Monsieur Camille Bonnemer, marchand d’art à Paris, nous a fait le plaisir d’être le premier invité de notre toute nouvelle promotion, sur proposition de notre camarade Alix Lelief. Il nous a pour l’occasion présenté avec conviction et clarté ce vendredi 27 septembre 2019, son regard personnel sur l’état actuel du marché de l’art et ses différents métiers. Une intervention passionnante de deux heures dont voici un compte-rendu synthétique.

Tout d’abord en guise de brève présentation, Camille Bonnemer insiste sur sa vocation de marchand : il s’est construit et développé sans avoir d’ascendance dans le « milieu », et rappelle qu’il est difficile de s’y faire une place par soi-même. Le marché de l’art en effet est constitué de différents professionnels, qui font tous affaire avec des clients, ceux qui font véritablement vivre le marché de l’art.

1. Les acteurs du marché

  • Le client, qu’il soit petit ou grand, simple amateur ou grand collectionneur

  • Marchands

  • Experts

  • Commissaires-priseurs

  • Décorateurs

  • Restaurateurs

  • Institutionnels (musées et fondations)

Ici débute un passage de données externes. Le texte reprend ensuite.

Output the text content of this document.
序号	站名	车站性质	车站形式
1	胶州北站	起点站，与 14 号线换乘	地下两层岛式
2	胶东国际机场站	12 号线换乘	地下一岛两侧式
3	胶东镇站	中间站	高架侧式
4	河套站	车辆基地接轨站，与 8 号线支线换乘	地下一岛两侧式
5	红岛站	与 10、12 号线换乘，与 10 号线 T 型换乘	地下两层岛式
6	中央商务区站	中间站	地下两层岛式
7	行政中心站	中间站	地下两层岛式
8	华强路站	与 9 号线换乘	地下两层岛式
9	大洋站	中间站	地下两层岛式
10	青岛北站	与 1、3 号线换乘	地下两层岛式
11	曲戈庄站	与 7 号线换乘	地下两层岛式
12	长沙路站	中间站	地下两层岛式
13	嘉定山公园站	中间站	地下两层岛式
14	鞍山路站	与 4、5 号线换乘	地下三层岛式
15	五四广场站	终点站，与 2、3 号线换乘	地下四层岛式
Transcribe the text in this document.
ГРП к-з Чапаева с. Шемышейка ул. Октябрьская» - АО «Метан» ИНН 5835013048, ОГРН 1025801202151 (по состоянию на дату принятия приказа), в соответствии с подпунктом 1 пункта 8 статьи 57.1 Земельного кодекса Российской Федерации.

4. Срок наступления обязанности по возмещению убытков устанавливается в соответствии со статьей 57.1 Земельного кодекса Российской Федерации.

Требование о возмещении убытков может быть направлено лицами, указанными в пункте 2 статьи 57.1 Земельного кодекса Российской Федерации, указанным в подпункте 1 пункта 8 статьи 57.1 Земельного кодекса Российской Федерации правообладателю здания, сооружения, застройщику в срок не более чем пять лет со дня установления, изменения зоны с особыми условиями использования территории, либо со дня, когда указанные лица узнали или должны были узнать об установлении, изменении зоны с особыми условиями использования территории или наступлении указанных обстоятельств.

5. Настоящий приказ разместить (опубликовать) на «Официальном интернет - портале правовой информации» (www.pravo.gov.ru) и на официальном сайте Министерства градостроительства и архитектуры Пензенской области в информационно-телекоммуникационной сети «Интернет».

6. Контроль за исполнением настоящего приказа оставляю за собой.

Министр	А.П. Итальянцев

Le profil de l’acheteur a considérablement évolué, passant de celui du mondain cultivé qui fréquente autant les artistes que les intermédiaires du marché, vers celui de client qui fait appel à de nouveaux canaux d’achat et qui a moins de connaissances personnelles en art, moins d’intérêt pour son histoire et son esthétique.

C’est pourquoi les grands collectionneurs doivent être connus sur le bout des doigts : le bon professionnel est celui qui sait le mieux conseiller et orienter ses clients. Constituer une collection, c’est nouer une relation de confiance qui se renforce sur des années voire des décennies, et qui implique de pouvoir, ou plutôt de savoir - car il est tentant d’inciter à l’achat - dire non au client. Monsieur Bonnemer, en guise d’exemple, évoque les visites presque hebdomadaires de Pierre Bergé et Yves Saint-Laurent dans la galerie Anne-Sophie Duval, située quai Malaquais.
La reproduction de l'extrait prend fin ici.